I’m not sure why the tears take me by surprise. It is always around the corner. When the up gets so far up and the food is a forgotten issue. And the mornings appear from the wrong side. There is no place to go but down.

I’m the one whose heart is glittered and neoned on her sleeve. It’s so the man in the moon can see it and know I’m thinking of him. I’m a dreamer. I always have been. Age 9, I walked into a parked school bus and knocked myself out because I was reading while walking to school. I was uninjured but when I came to, surrounded by anxious faces and a bus driver praying that she wouldn’t get fired for killing the spaced out black girl. I was thrilled by the opportunity to use my favorite line from my favorite movie at the time, Anne of Green Gables. Upon being asked if I was okay, I smiled beatifically and said, “No… but I’m afraid I’ve been rendered unconscious.”  Did I say I was a dreamer? I meant drama queen. 
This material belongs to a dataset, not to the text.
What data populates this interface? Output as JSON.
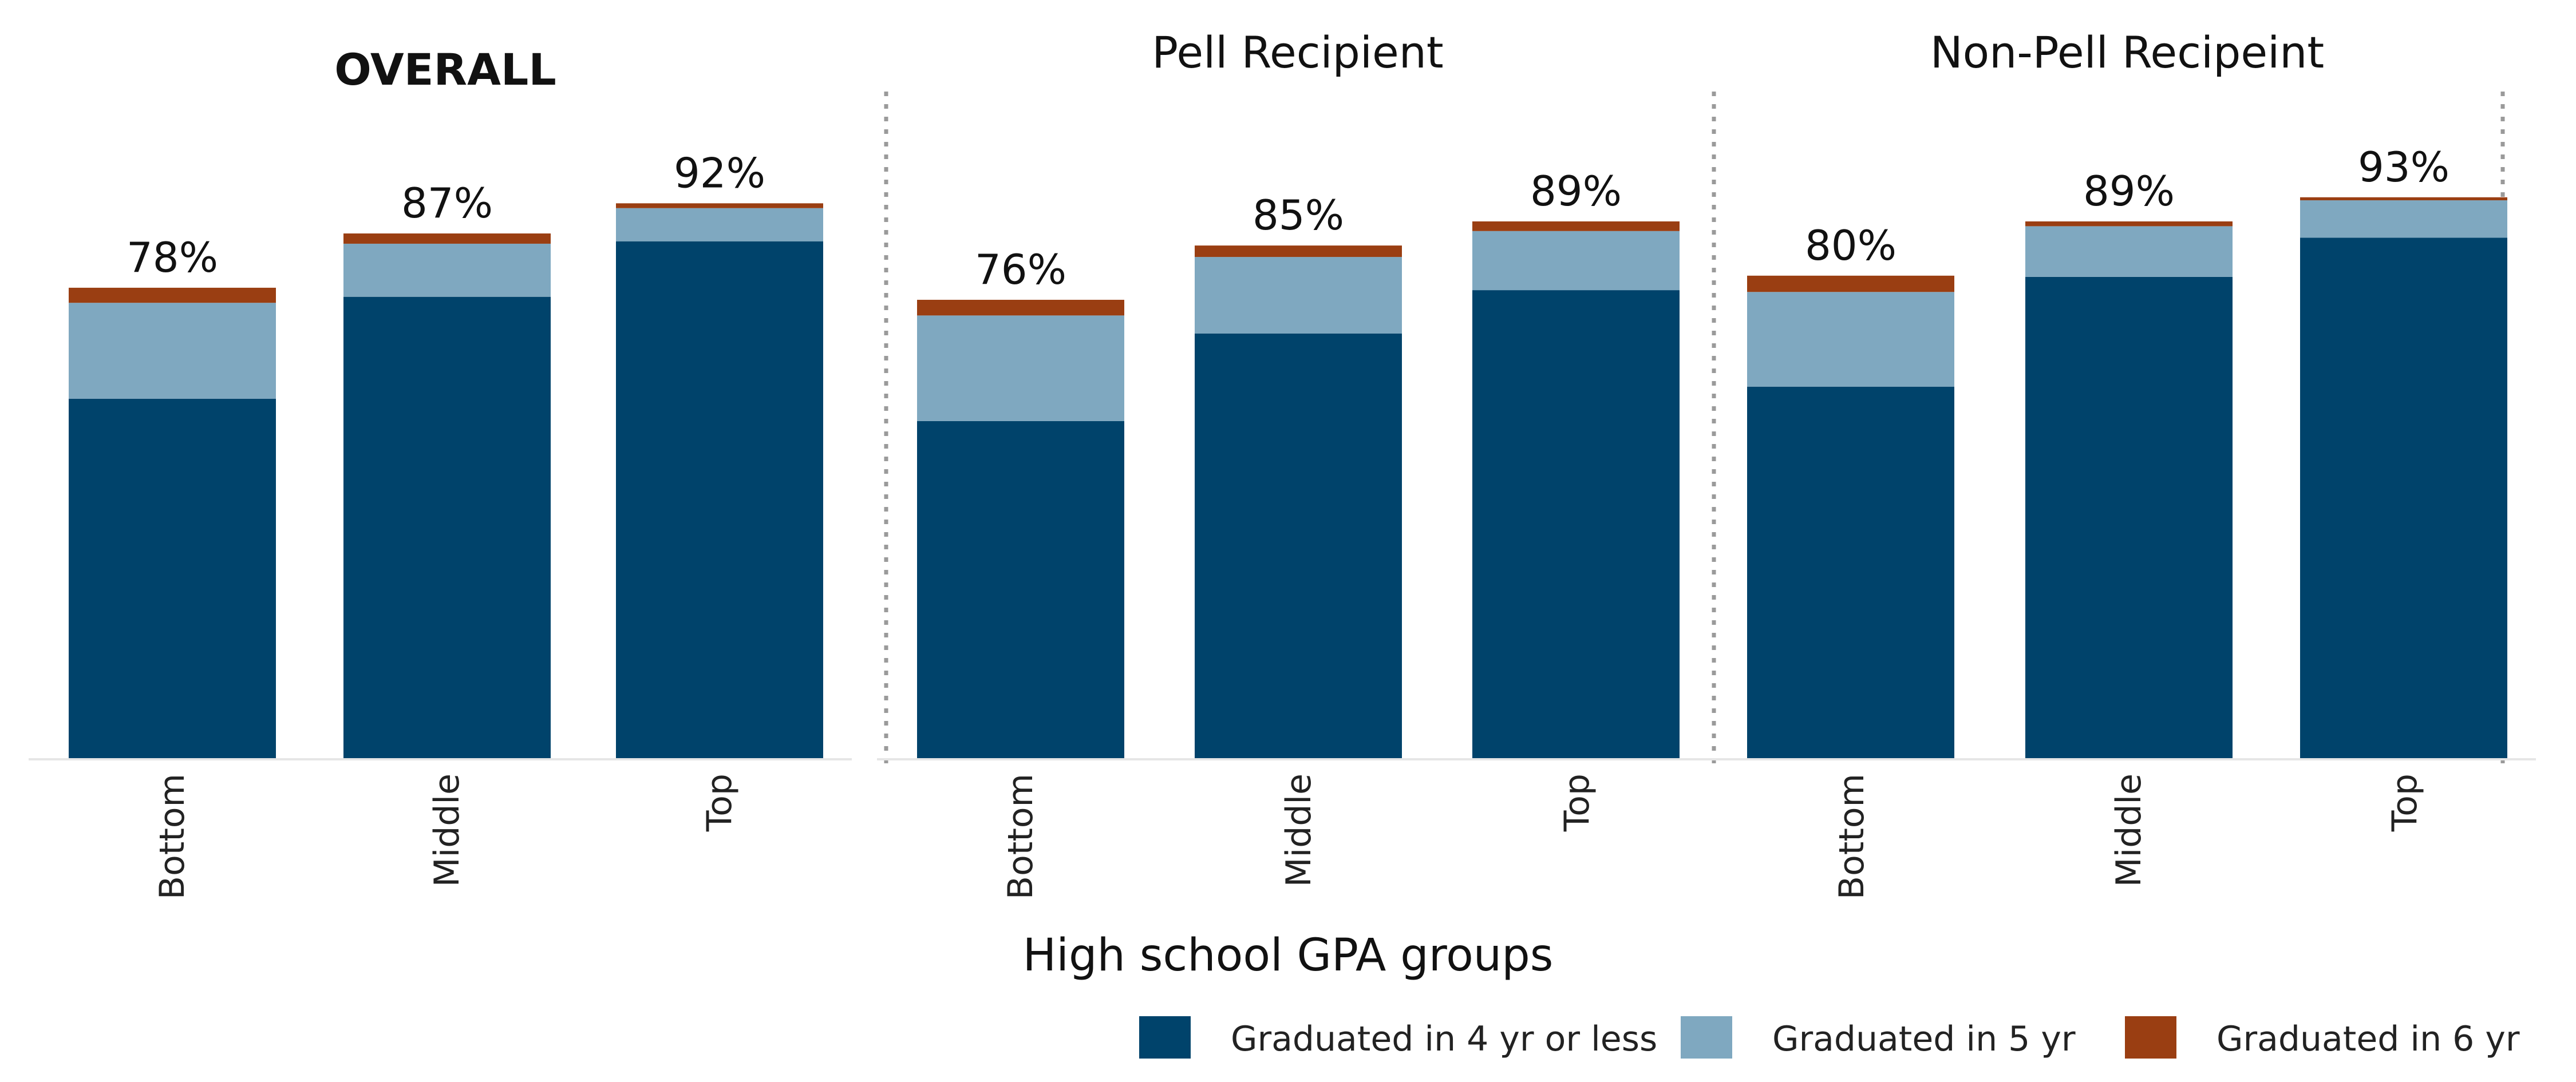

Age 33, I struggle with the same. I know I need to grow up. To step up and own every inch of the mama woman that I am but I long to sit in a room, cross legged with a flashlight reading and ignoring the world. And pretending that I don’t like boys.  I wrote then to explain the world around me. I write now to explain myself to the world. Is that arrogance? Or is it anxiousness? and really aren’t they just the same.
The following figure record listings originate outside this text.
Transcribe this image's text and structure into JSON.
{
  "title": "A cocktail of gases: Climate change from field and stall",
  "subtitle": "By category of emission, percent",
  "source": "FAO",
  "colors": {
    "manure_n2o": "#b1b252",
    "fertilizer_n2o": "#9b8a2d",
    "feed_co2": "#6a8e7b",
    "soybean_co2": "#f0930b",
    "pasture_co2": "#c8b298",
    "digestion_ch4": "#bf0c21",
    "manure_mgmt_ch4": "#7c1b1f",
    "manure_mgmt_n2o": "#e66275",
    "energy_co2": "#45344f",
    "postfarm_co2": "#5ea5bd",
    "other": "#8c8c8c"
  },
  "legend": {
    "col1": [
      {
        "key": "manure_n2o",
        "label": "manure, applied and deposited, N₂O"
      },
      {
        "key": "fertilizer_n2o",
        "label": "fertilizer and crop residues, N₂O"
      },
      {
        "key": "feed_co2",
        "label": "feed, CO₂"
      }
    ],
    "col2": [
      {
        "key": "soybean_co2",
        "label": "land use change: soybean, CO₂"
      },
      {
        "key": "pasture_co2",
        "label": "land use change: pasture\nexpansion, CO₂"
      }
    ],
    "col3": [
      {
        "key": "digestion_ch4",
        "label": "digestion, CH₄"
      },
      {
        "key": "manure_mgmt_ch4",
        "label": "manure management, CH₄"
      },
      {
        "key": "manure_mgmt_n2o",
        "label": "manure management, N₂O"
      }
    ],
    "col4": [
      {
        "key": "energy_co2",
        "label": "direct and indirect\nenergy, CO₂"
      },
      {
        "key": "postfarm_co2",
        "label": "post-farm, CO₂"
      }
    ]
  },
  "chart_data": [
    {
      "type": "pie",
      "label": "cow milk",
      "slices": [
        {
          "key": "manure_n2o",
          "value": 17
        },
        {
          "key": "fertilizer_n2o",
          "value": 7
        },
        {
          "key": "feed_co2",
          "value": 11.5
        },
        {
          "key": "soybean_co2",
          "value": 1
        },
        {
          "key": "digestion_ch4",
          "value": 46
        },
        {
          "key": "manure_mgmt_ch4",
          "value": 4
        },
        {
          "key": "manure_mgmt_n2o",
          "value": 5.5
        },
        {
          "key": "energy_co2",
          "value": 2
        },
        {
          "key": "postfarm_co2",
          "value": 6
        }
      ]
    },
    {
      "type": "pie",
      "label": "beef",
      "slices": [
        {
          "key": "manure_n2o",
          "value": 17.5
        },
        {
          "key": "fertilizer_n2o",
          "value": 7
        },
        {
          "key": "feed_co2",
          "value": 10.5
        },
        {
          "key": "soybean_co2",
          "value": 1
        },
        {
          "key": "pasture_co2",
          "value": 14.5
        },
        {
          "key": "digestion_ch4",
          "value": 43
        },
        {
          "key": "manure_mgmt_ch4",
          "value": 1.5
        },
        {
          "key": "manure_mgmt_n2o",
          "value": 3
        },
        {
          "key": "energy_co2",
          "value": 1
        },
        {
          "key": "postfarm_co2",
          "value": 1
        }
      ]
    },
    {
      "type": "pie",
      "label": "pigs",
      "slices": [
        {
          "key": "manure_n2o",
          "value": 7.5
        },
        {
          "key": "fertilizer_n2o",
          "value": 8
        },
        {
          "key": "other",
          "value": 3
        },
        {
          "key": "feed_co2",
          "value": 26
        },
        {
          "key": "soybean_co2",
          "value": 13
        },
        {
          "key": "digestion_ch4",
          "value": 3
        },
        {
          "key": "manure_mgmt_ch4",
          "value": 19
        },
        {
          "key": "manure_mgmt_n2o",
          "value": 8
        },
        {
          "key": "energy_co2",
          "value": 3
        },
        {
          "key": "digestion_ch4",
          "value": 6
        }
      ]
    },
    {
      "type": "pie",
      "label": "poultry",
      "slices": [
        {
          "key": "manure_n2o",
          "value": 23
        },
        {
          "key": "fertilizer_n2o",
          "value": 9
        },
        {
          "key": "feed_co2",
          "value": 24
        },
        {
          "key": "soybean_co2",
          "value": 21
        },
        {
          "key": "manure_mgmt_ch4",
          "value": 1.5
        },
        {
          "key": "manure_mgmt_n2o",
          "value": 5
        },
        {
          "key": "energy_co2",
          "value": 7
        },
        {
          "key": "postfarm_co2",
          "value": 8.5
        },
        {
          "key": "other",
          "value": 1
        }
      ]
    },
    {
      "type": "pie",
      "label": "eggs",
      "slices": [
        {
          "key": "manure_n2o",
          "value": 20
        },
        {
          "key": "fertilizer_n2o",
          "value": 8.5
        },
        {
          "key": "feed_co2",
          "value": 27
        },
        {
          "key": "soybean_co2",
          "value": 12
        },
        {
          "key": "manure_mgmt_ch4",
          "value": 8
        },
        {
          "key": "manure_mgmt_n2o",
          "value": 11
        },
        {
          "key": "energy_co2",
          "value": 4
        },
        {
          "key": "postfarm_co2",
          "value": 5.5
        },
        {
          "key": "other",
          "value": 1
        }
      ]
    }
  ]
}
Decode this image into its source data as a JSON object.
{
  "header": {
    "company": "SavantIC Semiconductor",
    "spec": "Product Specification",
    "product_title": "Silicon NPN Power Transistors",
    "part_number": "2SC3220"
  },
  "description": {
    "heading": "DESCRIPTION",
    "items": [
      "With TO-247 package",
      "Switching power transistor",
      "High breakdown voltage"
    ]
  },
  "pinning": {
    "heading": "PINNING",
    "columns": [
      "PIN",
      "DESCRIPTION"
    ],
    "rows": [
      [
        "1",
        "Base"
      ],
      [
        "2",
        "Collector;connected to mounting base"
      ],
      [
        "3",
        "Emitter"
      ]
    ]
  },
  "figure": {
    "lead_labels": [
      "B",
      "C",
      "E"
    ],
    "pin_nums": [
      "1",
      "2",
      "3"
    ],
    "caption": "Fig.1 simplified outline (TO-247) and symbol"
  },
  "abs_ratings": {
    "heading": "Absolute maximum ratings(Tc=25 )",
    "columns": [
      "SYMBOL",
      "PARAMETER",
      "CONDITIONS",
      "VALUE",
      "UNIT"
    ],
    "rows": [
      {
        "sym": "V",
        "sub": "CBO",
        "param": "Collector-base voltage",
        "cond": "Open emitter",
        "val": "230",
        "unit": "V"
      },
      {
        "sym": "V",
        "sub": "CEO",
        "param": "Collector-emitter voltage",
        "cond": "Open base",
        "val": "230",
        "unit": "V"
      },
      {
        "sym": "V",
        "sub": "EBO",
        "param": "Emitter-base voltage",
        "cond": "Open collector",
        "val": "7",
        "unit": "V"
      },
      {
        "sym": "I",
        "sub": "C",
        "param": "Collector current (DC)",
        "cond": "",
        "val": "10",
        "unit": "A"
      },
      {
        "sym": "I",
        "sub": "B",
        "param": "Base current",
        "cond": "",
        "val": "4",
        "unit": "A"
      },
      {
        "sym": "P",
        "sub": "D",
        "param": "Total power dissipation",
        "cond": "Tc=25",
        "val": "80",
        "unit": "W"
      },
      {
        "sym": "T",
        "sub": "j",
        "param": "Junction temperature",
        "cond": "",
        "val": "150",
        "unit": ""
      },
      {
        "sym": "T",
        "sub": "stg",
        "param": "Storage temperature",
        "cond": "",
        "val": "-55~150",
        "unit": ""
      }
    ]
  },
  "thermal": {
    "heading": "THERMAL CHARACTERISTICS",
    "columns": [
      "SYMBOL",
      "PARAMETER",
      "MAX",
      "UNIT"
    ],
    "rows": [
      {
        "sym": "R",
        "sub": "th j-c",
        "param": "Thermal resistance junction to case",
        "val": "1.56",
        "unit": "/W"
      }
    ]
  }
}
Today was difficult. Today was a mass of anxiety and upset and quiet and need to scream. I don’t handle this part well, I let the nervous and the scared and the insecure shake me acid tongue and cat like pawing and pining into something I wish to take back the seconds before the first syllables escape into the atmosphere. And immediately, “I didn’t mean to say that. I’m so sorry.” or “Nevermind. Forget it.” and I am. I’m rarely believed. I rarely snap and crumble so publicly  so when I do, it’s assumed I meant every barbed wire and rusted can word. I bottle these things to avoid the hurt they cause but sooner or later, these powder kegs and coke bottles erupt. I could slit your throat with the right arrangement of sentences. I could break your heart with a properly sorted bag of syllables. It’s not something I’m proud of. I wish I could learn to control it better.  I wish when I cut others, I didn’t spend most of the night, hunched over and bleeding in return. I’m just not good at this feeling thing. More and more often lately, the face has been wet before I remember that I’m supposed to be sleeping. Or writing. Or driving. Or forgetting. Or trying to coat my heart in bubble wrap and scotch tape.

For hours to day, I was bent across this laptop trying to write my way out of this sad brown girl. Made a few misguided phone calls. ill-advised confrontations. Chatted. Avoided all parts of Twitter and this false belief that we are all in a room together just talking. Trying to find dry, warm answers for the quilt of wet questions.

There is work to be done. I needed to create some work. Anything to destroy the quiet and the chatter. The empty and the cluttered, overcrowded brain. The wishing that there wasn’t so much alone in this life.

I’m rambling. I have a point but I’m avoiding details. I’m still embroiled in the very center of confusion. Trying to work it out and work on it and work on other things and admit that I’ve been wrong. And admit that I was right all along. And admit that the work was put to the side so I could focus on what i thought I could control. I like to be navigator of my careless, unrestricted emotions.  It’s just easier that way. I know how I like to make the tears fall. I’ll push my own buttons, thank you.

The tears can no longer take me by surprise.